生活保護の申請は全国どこからでも受けることはできるが、家も同時に確保するとなると、初期費用ゼロ、保証人不要、申請から保護費が支給されるまで食事も提供してくれるという「好条件」のマンションは大阪市内にしか確保できていないので、こちらで高速バスを予約して、大阪まで呼び寄せ、住居を確保して、代理人として生活保護申請を行う。専門家が代理人として申請するので、却下されたことはほとんど無い。

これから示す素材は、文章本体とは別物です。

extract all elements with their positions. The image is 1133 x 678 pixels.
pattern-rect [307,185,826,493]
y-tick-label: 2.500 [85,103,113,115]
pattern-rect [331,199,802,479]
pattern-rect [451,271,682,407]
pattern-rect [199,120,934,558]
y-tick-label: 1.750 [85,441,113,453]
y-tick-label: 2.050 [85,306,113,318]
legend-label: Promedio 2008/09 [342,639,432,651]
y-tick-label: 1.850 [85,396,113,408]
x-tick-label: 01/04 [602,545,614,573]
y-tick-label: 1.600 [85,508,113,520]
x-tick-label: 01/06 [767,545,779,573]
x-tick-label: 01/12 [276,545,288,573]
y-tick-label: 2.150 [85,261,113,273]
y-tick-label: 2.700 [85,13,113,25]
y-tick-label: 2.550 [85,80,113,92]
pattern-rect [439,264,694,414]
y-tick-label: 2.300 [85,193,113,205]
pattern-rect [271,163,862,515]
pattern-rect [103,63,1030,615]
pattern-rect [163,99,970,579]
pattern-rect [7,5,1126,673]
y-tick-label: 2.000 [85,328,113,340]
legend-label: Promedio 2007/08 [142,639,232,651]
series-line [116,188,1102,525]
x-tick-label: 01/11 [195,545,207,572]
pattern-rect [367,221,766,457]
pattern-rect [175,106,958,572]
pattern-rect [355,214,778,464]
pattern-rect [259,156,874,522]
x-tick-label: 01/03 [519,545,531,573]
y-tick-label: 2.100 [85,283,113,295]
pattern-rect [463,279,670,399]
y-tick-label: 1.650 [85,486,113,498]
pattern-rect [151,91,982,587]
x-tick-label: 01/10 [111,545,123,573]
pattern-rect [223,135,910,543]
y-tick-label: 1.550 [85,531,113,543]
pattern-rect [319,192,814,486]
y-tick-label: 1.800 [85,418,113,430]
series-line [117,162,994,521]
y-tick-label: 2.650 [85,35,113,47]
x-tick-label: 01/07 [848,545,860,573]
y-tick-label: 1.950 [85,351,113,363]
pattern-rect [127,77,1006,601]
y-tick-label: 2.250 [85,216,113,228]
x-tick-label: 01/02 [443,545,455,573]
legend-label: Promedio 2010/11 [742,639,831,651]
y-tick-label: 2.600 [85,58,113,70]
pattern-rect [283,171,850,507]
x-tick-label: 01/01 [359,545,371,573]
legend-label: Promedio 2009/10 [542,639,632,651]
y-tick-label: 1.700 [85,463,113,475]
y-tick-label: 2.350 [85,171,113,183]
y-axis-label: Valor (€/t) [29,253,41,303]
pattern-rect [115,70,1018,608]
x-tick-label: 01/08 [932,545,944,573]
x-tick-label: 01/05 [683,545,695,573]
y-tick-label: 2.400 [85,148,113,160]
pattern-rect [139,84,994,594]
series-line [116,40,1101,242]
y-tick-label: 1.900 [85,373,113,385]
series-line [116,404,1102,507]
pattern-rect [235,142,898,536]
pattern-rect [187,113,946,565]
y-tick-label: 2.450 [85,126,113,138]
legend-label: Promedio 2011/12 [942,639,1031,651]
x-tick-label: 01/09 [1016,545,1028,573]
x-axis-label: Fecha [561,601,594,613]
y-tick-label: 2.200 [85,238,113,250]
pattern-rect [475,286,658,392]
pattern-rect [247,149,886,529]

こうして「明日はホームレスか」という人が、こちらの支援で個室の住居が確保され、保護費が支給され、「これで一安心。これから自立に向けて頑張ろう。本当にお世話になりました。」と感謝され、私も住居を提供してくれた家主さんも「やり甲斐」を感じることになるのだが、実は大きな「落とし穴」がある。
なぜ突然消えるのか?
それはこうして支援した人の2割〜3割が突然消えてしまうということだ。この2割〜3割という比率は、元ホームレス状態の生活保護受給者を受け入れたところでは判で押したように同じ比率なので、決して支援者側に原因があるわけでは無い。
携帯で呼び出しても出ない。着信拒否にしている。部屋を覗くと鍵を置いて「もぬけの殻」という現象が必ず2割〜3割の確率で起こるのだ。
折角安定した住居が確保され、生活保護も受けることができたのにどうして突然消えるのか、不思議で仕方が無かった。
最近、消えた人物にお金を貸していた人からの依頼で返還請求を行う為に戸籍附票を取り寄せた。ここにはいままでの住所の変遷が全て書かれている。それを見ると、45歳にしてこれまで住所は12回も変わっており、現在はどうもどこかの派遣会社の借り上げたアパートに住んでいるようだ。私が代理人なので、区役所に申請後の進捗状態を問い合わせると、本人の申出により「業務委任契約は不当に締結されたもので無効」との本人からの申出があったので「個人情報は開示できない」という返答だった。
想像するに、彼は保護申請後もスマホで仕事と住居が提供される派遣会社を探していたのだろう。そして「幸運」にも直ぐに見つかったので、そちらに向かったのだろう。しかし、私や家主さんの世話になりながら出て行くのも「ばつが悪い」。借りたお金を返すこともできない。契約では2年以内の解約は2か月分の家賃を違約金として払うことになっているが、払える訳がない。「最適」な選択が「黙って突然消える」ことだったのだろう。「業務委任契約は不当に締結されたもので無効」という本人の申し出も後を追われない為に考えたのだろう。
現代の奴隷工場「負のループ」くり返す
しかしその派遣会社を辞めることになる日も遠くないだろう。実は「派遣切りになった」「雇い止めになった」という人よりも、派遣労働に耐えられなくなって自分から辞めて来たという人の方が多いのだ。これを「我慢の出来ないダメな奴」と決めつけることは出来ない。聞くと、労働者を人間では無く、「いつでも交換可能な機械の部品」としか見ない派遣労働の現場の人権侵害、パワハラ等々の実態は「奴隷工場」そのものだ。こういう環境に晒されている非正規労働者が、国の統計でも派遣社員136万人、契約社員294万人など2千万人もいるのだ。最近ではこうした統計には出てこない「請負労働者」も多い。
相談者の中には、派遣⇒解雇・退職⇒ネット喫茶⇒生活保護⇒派遣という「負のループ」を延々と繰り返して来たものも多い。
「福祉はコスト」から「福祉は投資」へ
これは国や自治体の対応にも大きな問題がある。稼働年齢の受給者に対する求職活動の指導では、手っ取り早く一日も早く「自立」することを強制する。彼らが正社員として働く機会はほとんど無く、就労を焦ると又々派遣、日雇いで働くということになる。そして又「負のループ」に陥ることになるのだ。生活保護を良い機会にして、しっかりと教育を行い、技能を身につけ、資格を取得し、一生働くことのできる仕事と誇りのもてる人生、本当の「自立」を援助することが、本人の幸せの為であり、結果として社会全体の利益になるのではないだろうか。「福祉」を「社会のコスト」と考え、いかに「節約」するかというやり方を「福祉は将来への最高の投資」という考えに大きく転換することが必要だ。
岡行政書士事務所でも、生活保護「受給まで」だけでは無く、「受給後」の支援にも力を入れて行きたいと考えている。